Quando o homem de preto olhou para o relógio, botou o apito na boca, puxou todo ar que pode apitou com toda a força, o mundo pareceu parar. Jogadores se cumprimentaram, torcedores respiraram aliviados e comentaristas esportivos puderam soltar suas milhares de frases feitas tentando analisar o espetáculo que todos tinham acabado de assistir.

Mas o que passou batido, é que dessa vez, o homem de preto não era o árbitro e sim o juiz. Juiz mesmo, de toga com babados em branco e penteado à lá Luís XV.

O jogo foi bom. Emoção o tempo todo, chances para os dois lados, reviravoltas no placar, reclamações de ambas as partes e aquela coisa toda que o amante do esporte estava acostumado. E é “estava”, no passado, pois pior do que ninguém ter notado um juiz de direito fazendo as vezes de árbitro, foi o fato de aquele apito final não ter representado o fim do jogo em si, mas sim, o fim do futebol. A partir daquele domingo às 17h53, o futebol estava proibido na cidade. E ai de quem pensasse em desrespeitar.

Policiais foram instruídos a usar a força bruta em casos de desrespeito às novas regras e os poucos que tentaram infringi-las sentiram na pele do que estava se falando.

Alguns tentaram se arriscar em outros esportes, mas a altura média da população não era suficiente para a bola ao cesto, as ruas eram esburacadas demais para o atletismo, ninguém quis se arriscar a nadar no riacho infestado de piranhas e o povo era conservador ao extremo para aceitar quem resolvesse sair do armário para jogar vôlei.

O apito daquele domingo foi como um sopro que apagou a chama da população. A cidade parecia morta. Acabaram as discussões nos bares, acabou a gritaria de crianças nas ruas e a das velhinhas reclamando das vidraças quebradas. Acabou até o mau humor de segunda feira – o que seria bom, se não tivesse virado o mau humor da semana inteira.

As pessoas andavam nas ruas como zumbis, tristes, cabisbaixas. Os mais afetados começavam a pular na frente dos trens. Tudo ia de mal a pior quando um coco se desprendeu de um galho, caiu no chão e chegou rolando até os pés de um menino inocente que andava sem rumo por ali.
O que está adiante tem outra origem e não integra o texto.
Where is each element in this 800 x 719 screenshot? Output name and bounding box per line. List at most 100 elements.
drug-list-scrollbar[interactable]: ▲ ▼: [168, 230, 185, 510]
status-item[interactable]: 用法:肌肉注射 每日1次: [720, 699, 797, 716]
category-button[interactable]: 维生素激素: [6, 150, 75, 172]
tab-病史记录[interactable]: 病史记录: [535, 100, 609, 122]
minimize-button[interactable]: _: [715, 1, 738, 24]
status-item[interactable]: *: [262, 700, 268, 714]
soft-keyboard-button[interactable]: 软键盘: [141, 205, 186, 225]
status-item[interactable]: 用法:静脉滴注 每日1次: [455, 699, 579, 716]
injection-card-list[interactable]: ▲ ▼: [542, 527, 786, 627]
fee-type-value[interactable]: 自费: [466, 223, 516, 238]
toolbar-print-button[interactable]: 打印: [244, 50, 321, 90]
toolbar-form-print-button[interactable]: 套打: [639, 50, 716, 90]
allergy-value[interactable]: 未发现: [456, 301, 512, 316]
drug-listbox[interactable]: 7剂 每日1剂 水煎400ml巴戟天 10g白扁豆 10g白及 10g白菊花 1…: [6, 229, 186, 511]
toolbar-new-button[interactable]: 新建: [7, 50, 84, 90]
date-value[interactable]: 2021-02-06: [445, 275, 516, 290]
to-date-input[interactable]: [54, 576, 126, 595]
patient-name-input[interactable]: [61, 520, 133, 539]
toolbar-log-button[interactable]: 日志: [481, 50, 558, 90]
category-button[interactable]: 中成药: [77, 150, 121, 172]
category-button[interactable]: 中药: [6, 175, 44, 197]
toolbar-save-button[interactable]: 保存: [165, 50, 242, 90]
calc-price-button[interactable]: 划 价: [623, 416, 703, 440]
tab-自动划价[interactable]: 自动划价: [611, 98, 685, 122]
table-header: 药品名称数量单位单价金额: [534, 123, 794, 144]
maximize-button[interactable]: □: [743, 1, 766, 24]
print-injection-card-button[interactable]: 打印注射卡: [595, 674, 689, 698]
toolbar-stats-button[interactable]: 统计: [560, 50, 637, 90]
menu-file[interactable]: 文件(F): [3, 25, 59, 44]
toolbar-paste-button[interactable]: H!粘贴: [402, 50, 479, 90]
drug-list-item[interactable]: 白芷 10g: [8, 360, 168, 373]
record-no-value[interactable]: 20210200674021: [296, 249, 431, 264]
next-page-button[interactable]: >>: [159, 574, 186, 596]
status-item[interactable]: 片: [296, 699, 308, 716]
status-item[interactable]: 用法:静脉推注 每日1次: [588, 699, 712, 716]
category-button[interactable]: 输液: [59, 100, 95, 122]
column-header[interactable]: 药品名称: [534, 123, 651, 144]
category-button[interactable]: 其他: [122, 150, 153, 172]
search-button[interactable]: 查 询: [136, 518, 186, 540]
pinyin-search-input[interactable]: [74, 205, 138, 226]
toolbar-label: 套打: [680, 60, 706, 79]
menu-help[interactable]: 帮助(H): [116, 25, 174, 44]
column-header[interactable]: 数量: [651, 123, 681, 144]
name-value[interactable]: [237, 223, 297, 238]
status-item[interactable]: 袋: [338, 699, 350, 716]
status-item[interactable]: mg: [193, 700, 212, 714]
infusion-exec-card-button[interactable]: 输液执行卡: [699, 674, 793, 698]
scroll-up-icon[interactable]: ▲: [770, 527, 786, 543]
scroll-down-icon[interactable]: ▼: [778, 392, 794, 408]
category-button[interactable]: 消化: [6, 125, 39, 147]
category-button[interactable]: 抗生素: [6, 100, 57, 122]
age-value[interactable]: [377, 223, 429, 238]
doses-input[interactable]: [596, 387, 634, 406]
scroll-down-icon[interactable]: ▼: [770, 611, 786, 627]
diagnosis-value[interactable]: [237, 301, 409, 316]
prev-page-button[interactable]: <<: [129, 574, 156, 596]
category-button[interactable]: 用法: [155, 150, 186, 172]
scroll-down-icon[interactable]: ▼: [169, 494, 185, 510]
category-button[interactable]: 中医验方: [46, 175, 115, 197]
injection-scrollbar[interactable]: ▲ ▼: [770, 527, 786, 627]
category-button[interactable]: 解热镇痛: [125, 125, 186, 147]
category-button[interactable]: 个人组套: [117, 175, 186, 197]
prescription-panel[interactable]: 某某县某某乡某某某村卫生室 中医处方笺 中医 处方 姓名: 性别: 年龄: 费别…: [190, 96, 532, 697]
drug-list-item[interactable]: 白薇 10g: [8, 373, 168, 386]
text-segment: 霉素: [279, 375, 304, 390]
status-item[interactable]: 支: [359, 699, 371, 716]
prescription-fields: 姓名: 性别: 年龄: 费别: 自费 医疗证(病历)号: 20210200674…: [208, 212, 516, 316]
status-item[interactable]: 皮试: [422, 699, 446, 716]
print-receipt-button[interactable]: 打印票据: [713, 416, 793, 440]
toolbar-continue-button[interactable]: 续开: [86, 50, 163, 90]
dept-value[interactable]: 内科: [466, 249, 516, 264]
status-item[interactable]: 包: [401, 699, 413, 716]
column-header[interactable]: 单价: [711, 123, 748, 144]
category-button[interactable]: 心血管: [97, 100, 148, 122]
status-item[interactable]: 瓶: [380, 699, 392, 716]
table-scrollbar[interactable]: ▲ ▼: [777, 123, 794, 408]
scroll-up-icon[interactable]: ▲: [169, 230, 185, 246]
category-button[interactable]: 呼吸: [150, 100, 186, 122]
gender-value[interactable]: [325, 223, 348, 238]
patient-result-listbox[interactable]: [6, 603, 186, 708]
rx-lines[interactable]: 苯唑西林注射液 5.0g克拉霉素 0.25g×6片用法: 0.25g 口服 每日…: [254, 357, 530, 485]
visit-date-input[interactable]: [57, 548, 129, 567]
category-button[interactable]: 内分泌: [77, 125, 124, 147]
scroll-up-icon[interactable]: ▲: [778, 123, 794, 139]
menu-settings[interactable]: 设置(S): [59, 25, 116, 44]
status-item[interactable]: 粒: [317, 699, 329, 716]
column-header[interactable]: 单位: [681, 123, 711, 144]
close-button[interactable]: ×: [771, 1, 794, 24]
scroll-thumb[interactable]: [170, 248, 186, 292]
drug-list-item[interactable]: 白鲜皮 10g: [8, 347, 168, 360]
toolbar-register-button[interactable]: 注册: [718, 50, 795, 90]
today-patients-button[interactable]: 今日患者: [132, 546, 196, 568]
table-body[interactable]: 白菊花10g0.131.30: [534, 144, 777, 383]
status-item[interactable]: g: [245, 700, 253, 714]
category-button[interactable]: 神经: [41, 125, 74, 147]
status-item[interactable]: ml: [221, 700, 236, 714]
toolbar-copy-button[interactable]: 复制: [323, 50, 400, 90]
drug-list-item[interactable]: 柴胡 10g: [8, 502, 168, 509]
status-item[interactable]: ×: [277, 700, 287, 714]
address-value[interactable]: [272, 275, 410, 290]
Do bar mais próximo, os homens viram a cena com brilho de esperança nos olhos, enquanto um policial correu para cima do menino que, com medo da surra que estava por vir, chutou o coco de lado, e correu para o outro. No bar os homens vibraram e o medo do menino rapidamente se transformou em entusiasmo. Empolgado, ele pisou no coco e chamou o policial para cima que, atordoado com a petulância do garoto nem percebeu o coco rolando por entre as suas pernas, enquanto o menino corria para controlar a fruta. No bar, os homens urravam de felicidade.
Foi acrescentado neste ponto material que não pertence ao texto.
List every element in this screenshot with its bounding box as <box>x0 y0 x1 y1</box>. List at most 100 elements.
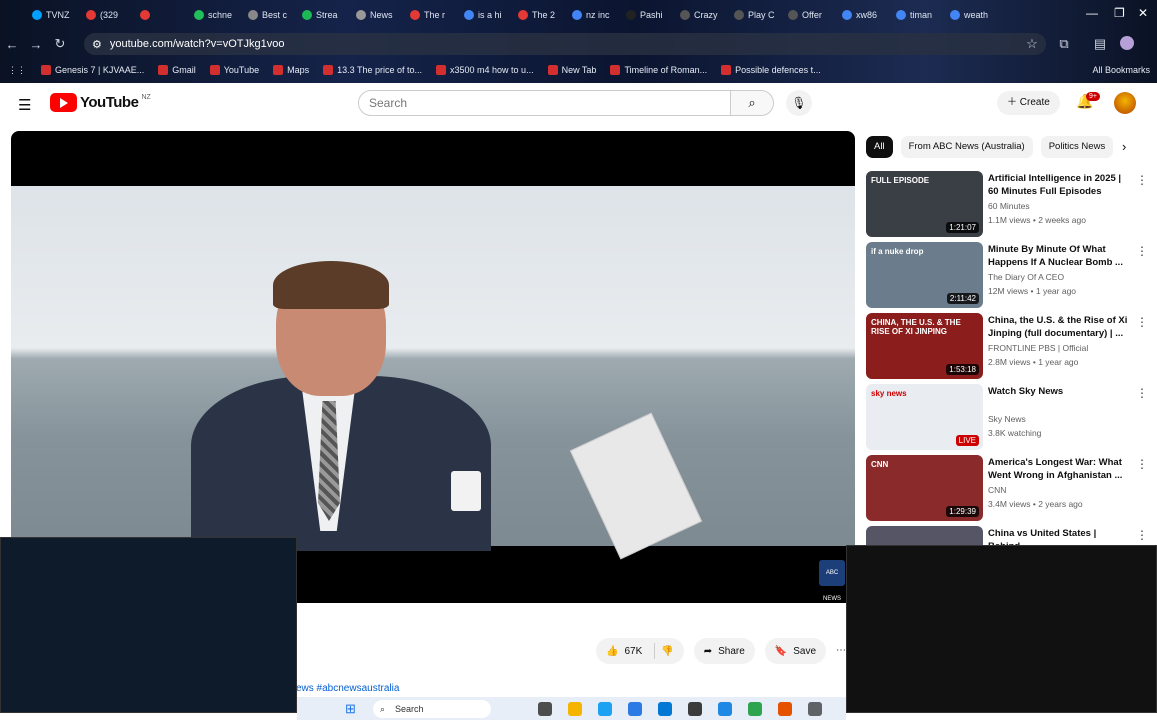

Logo chegaram outros policiais, que foram para cima do menino sem dó. Mas o jovenzinho não se intimidou e passou a driblar cada um deles, correndo de um lado para o outro sem nunca perder o controle do coco. Nesse momento não havia mais ninguém sentado no bar. Todos seguiam os policiais que, revoltados, seguiam o menino que os humilhava, também sem dó.

A empolgação do menino com a sequência de dribles desconcertantes foi tanta, que em um certo momento ele não se aguentou e chutou o coco com toda sua força. Segundos depois, ouviu-se o barulho do vitral da igreja se quebrando, um grito de dor do menino e o grito de gol dos homens do bar.

E enquanto comemorava o golaço e ao mesmo tempo sofria com a dor no pé, o menino finalmente foi pego por um dos policiais. Logo chegaram os outros que, cheios de raiva, começaram a espanca-lo ali mesmo. Os homens, ainda entusiasmados com o espetáculo que tinham acabado de assistir, nem ameaçaram intervir.

O menino foi levado para a delegacia e nunca mais se ouviu notícias a seu respeito. Alguns dizem que foi espancado até a morte enquanto a população inteira ainda comemorava o gol.

Morreu o menino, mas a cidade voltou a viver.